Japan had long voiced concerns about continuing to rely on one of the best known satellite-based navigation systems around, namely the U.S. Global Positioning System (GPS) that went operational in 1995. Back then Japan was, as it is now, fairly explicit about developing equivalent indigenous capability in case it was cut off or denied access.
The country's quest for technological independence materialized in the Quasi-Zenith Satellite System (QZSS). The National Space Policy Secretariat in the Cabinet Office calls it the "Japanese GPS," one of a handful of other Positioning, Navigation, and Timing (PNT) systems around the world like Russia's GLONASS, Europe's Galileo, India's NAVIC, or China's Beidou.
It may be less well known, but QZSS is one of the top priorities of the Japanese government.
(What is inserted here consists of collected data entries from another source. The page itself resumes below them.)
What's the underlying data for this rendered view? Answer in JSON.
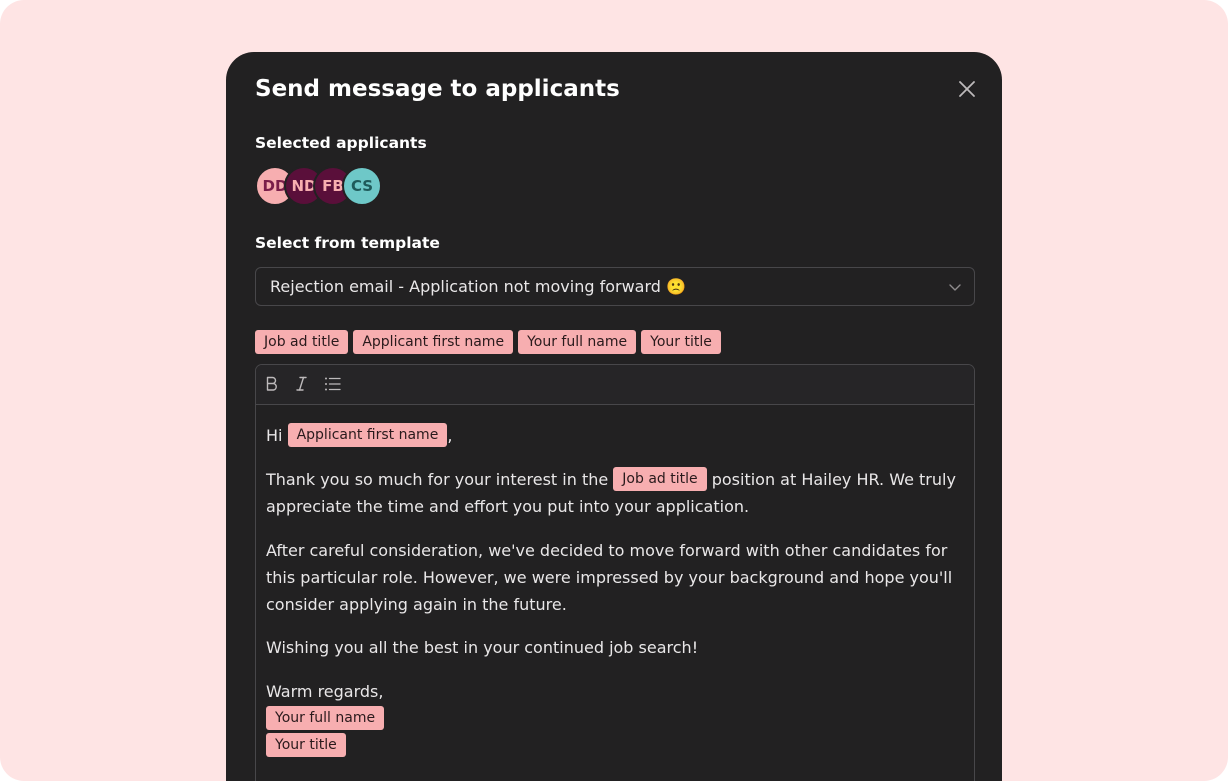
{
  "modal": {
    "title": "Send message to applicants",
    "close_icon": "close-icon"
  },
  "applicants": {
    "label": "Selected applicants",
    "avatars": [
      {
        "initials": "DD",
        "bg": "#f7aeb0",
        "fg": "#7a1e4a"
      },
      {
        "initials": "ND",
        "bg": "#5a0f3a",
        "fg": "#f7aeb0"
      },
      {
        "initials": "FB",
        "bg": "#5a0f3a",
        "fg": "#f7aeb0"
      },
      {
        "initials": "CS",
        "bg": "#6ec8c8",
        "fg": "#1f5a5a"
      }
    ]
  },
  "template": {
    "label": "Select from template",
    "selected": "Rejection email - Application not moving forward 🙁",
    "chevron_icon": "chevron-down-icon"
  },
  "variables": {
    "chips": [
      "Job ad title",
      "Applicant first name",
      "Your full name",
      "Your title"
    ]
  },
  "toolbar": {
    "bold_icon": "bold-icon",
    "italic_icon": "italic-icon",
    "list_icon": "bulleted-list-icon"
  },
  "message": {
    "greeting_prefix": "Hi",
    "greeting_chip": "Applicant first name",
    "greeting_suffix": ",",
    "p1_before": "Thank you so much for your interest in the",
    "p1_chip": "Job ad title",
    "p1_after": "position at Hailey HR. We truly appreciate the time and effort you put into your application.",
    "p2": "After careful consideration, we've decided to move forward with other candidates for this particular role. However, we were impressed by your background and hope you'll consider applying again in the future.",
    "p3": "Wishing you all the best in your continued job search!",
    "signoff": "Warm regards,",
    "sig_chip_1": "Your full name",
    "sig_chip_2": "Your title"
  },
  "colors": {
    "backdrop": "#fee4e4",
    "modal_bg": "#222122",
    "chip_bg": "#f7aeb0"
  }
}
Like its counterparts, it is aimed at providing highly precise and standalone PNT service across all of Japan, East Asia, and Oceania, irrespective of physical, geographical, rural or urban terrains. As elsewhere, its uses will include economic and national security, as well as anything in which accurate positioning and/or timing is critical: transport navigation, mapping, traffic control, finance, banking, topographical surveys, personal and public safety, crime fighting, climate research, natural disasters, military targeting, and so on.
Over the long run, an integral part of QZSS development is the parallel effort to advance and deepen the infrastructure of geospatial information. Japan enacted the Basic Act on the Advancement of Utilizing Geospatial Information (AUGI) in May 2007 with this goal in mind. All of this is recognized as part of the national critical technology, according to the Satellite Positioning Research and Application Center (SPAC). SPAC has been working to help build and institutionalize a geospatial information society across the domestic and international market since its formation in February 2007.
Meanwhile QZSS infrastructure is already being put in place. In September 2010, the first QZSS satellite (Michibiki) was launched. In February 2017, JAXA transferred its control to the Cabinet Office, which began trial services a month later. The objective is to form a looped figure-8, stretching from Northeast Asia down to Australia, with one satellite always near the zenith over Japan for full time coverage. A functioning constellation is projected to go into place in 2018. While the system has always been billed as complementary to GPS, Japan wants a constellation of seven satellites in the early 2020s; with that number the country can replace the U.S.-based GPS and achieve sustainable and standalone regional PNT on its own.